During the housing boom every tom dick and harry could get a housing loan. The housing loan was brokered by brokers who are like the insurance agents anyhow sell.Even people without holding a job could get a loan.Everybody was encouraged to buy house to speculate and even for those without means they too hoped to make some money from price appreciation. Never mind the interest rate charged , after all it was sure make money, cannot lose. Those with low credit rating was offered loan with very high interest. These people are called borrowers below prime rate or subprime borrowers.
It was money make money. There was so much loan given out, the good and the bad ones and so the financial experts went to work to produce another product out of these loans. As a package of bad and good loans they employed a rating agency to rate it as AAA . It was something like money laundering turning bad loans into AAA and marketed it to the financial institutions as a product for diversification with their portfolio of investment to increase the return. As a result you got products like MBS,CDO and laon related etc and then more repackaging. Layers and layers of cost were added and sold at higher price. It was good and lucrative business .
Then a new product came on the scene like CDS or credit default swap which AIG is one of the largest sellers.CDS is an insurance to insure the buyers of these derivatives against credit risk.

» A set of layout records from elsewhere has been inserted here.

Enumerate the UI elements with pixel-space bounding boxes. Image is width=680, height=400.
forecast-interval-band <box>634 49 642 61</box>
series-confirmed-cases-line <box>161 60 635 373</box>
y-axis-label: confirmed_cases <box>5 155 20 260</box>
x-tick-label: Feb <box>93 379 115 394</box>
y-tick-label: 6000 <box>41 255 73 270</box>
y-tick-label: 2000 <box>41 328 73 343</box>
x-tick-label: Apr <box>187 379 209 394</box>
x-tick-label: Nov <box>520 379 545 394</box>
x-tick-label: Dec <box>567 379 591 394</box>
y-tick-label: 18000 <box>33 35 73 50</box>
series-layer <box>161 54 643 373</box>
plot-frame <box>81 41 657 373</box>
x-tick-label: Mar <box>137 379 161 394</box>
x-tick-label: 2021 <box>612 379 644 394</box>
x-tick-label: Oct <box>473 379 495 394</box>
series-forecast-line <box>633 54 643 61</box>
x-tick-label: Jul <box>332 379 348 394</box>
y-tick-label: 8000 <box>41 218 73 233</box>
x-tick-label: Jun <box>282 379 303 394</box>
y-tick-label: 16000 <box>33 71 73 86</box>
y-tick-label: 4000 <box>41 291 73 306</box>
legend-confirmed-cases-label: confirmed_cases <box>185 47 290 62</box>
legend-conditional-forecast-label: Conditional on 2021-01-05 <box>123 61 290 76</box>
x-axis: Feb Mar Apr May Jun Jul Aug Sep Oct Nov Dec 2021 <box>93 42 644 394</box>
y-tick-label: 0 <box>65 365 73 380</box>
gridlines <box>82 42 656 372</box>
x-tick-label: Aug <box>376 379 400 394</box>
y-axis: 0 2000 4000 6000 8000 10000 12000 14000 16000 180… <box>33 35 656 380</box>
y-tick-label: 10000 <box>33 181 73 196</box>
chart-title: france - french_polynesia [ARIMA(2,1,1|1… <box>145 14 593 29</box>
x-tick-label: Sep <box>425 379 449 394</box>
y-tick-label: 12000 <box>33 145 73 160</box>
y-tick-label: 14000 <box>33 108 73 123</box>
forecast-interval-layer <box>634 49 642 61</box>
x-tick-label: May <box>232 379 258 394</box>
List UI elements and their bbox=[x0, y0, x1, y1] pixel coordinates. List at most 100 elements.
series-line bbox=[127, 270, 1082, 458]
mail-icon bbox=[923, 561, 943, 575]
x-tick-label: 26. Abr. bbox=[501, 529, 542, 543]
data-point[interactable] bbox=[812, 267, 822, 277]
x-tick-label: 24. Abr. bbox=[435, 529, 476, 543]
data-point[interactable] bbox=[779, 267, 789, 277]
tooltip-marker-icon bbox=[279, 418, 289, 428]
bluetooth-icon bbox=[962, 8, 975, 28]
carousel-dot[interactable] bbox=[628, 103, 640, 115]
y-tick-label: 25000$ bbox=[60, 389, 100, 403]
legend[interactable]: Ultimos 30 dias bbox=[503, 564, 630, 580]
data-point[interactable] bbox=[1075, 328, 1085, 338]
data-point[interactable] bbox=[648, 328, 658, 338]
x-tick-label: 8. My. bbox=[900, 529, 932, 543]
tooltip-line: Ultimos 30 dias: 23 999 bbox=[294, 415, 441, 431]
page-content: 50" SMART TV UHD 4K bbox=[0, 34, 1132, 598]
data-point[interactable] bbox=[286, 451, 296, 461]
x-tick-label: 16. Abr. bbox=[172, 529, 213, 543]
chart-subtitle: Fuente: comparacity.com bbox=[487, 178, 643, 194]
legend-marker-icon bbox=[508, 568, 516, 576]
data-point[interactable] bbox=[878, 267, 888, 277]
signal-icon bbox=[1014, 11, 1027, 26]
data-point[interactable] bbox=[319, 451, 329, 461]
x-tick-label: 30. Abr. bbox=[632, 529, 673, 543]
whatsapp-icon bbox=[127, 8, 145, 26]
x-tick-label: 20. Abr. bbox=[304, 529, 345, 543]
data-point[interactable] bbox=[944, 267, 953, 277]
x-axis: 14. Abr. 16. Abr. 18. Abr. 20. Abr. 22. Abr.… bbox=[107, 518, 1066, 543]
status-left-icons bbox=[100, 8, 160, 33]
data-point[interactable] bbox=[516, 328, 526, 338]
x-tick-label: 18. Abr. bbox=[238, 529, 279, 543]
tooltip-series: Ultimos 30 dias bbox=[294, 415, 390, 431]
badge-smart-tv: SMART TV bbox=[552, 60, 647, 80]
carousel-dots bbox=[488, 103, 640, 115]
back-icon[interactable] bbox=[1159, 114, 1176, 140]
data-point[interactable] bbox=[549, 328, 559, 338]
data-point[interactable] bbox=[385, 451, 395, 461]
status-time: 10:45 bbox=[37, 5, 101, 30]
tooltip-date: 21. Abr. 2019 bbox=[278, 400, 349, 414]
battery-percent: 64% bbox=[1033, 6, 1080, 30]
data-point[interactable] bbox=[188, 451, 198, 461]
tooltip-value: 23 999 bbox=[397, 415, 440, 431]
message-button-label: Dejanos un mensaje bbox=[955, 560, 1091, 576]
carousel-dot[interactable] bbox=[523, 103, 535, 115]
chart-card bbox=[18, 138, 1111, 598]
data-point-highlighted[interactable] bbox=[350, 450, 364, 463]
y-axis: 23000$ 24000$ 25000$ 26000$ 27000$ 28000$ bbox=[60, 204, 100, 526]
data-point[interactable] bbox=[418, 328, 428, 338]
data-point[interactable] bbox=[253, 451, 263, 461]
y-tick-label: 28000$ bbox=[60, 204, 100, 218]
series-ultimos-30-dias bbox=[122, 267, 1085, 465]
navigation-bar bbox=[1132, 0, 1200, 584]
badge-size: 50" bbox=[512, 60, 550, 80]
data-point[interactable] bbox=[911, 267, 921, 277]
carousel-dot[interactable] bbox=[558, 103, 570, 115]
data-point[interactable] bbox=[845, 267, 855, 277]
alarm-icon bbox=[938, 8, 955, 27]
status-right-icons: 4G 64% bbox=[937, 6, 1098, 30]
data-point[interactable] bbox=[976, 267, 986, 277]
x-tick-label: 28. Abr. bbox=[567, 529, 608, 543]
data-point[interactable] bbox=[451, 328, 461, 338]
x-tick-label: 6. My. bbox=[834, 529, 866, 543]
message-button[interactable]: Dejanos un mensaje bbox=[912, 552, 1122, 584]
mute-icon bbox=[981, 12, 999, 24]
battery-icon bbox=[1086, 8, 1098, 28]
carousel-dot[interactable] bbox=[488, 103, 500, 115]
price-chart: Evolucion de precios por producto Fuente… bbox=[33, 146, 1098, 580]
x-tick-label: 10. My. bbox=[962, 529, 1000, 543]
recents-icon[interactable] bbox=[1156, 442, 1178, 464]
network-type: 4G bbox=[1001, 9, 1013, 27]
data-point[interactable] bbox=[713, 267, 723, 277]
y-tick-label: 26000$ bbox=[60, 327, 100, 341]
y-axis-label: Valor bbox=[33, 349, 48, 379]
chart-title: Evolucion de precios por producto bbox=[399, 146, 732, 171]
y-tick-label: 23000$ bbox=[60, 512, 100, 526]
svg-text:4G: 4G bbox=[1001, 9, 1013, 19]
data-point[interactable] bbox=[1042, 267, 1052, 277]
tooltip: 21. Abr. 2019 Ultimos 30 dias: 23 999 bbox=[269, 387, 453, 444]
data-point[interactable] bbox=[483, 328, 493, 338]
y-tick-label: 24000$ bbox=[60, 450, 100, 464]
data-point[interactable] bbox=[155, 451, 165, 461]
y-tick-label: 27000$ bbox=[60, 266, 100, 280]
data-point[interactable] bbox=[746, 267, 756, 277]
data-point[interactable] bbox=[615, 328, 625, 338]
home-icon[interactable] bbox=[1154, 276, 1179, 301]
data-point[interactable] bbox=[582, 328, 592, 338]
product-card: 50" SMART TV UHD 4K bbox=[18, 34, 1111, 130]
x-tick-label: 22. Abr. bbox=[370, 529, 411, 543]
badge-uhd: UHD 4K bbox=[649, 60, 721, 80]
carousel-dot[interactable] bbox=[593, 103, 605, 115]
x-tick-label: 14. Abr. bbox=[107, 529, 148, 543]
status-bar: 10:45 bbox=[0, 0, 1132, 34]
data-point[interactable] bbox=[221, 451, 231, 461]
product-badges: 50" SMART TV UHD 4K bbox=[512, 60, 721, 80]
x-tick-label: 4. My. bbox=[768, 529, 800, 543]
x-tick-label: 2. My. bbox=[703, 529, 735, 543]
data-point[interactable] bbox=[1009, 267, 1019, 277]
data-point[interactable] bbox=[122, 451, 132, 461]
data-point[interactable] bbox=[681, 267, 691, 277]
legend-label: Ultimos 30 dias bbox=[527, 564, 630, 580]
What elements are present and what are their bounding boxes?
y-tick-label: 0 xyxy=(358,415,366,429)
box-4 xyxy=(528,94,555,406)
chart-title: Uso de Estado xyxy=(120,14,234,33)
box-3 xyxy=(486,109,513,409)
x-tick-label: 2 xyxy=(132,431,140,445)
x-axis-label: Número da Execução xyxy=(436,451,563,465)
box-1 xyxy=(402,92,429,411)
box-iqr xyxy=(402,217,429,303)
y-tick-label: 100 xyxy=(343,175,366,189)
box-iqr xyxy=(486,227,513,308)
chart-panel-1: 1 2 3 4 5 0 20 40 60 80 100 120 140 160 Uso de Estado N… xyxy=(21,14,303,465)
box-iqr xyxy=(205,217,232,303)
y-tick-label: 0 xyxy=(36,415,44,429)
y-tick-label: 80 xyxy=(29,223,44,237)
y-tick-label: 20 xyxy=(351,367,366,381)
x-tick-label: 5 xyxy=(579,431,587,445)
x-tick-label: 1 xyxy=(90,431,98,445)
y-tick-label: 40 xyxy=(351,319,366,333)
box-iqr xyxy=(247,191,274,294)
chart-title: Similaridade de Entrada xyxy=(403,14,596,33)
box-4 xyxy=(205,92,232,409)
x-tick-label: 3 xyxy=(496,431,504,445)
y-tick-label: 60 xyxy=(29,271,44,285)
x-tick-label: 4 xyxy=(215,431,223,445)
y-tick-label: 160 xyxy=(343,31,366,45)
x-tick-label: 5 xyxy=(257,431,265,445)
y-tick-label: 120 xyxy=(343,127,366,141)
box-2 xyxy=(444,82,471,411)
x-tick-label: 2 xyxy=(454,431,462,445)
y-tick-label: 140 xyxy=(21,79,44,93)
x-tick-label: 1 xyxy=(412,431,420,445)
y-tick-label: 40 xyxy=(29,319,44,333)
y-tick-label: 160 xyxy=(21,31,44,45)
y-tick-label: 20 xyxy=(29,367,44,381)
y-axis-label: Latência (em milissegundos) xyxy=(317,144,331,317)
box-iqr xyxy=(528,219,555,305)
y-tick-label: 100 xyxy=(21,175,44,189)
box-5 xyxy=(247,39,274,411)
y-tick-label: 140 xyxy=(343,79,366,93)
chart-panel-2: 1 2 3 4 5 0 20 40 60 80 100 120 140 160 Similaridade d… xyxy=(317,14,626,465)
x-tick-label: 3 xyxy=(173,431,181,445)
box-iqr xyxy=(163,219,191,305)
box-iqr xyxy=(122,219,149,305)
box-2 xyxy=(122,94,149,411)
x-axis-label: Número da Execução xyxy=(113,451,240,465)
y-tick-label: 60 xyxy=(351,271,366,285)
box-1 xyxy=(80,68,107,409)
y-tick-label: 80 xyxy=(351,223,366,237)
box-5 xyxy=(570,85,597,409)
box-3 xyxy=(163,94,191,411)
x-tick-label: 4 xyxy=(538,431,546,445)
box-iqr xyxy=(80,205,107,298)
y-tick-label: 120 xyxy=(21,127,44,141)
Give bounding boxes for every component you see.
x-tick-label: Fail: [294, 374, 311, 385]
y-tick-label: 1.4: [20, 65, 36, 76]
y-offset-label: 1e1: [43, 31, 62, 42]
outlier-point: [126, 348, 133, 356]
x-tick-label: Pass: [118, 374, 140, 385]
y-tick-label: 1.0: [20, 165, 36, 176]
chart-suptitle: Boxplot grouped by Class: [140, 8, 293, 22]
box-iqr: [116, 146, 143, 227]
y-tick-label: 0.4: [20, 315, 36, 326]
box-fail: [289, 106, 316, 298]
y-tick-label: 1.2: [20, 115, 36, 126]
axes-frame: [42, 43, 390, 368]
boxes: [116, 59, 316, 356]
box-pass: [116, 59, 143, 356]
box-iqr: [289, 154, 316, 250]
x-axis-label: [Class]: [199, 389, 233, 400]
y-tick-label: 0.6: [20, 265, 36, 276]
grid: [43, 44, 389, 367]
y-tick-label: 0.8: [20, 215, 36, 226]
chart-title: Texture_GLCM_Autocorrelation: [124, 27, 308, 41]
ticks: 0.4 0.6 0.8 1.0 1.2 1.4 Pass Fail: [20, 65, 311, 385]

When the housing boom turned doom all hell broke loose.. There were massive loan defaults, foreclosures and then followed by the credit crunch or liquidity squeeze and this made the situation worse. A chain of reaction started with ripple effect and engulfed the whole world. Practically every financial institution in the world had exposure. OUr local 3 banks have exposure. Insurance companies like NTUC has and of course other insurers too.
AIG's problem is caused by the CDS. The policyholders who insured their derivatives, bonds or debt instruments want to be paid.It has to the tune of $500billions in CDS and AIG insured them against credit risk and not including interest and the amount was close $100billion of payouts. When it was known that AIG had this problem of liquidity the rating agencies reduced the rating and caused the share price to plunge making it difficult to raise capital.. The $20billns it got disappeared without sound.I t approached FED for help. FED was and is a Santa clause and when it mulled over and considering the wide ranging implication internationally and a possible global financial crisis FED loaned AIG and taking an equity stake of 80%,ie. FED owns 80% of AIG. AIG meantime will have to sell off non core business or non traditional to pay off the loan.
I believe it will because outside US and in Asia AIG is doing very well. Thsoe with AIA policies should have no fear of the insolvency, ie. it can make meet any laibility obligation.
The rule will change from now and which Paulson is strong proponent of this change, to regulate stringently the financial markets.
Hope Singapore MAS will too and control the market especially the insurance markets where the sellers or insurance agents are not allowed freely to sell products without considering the needs of consumers.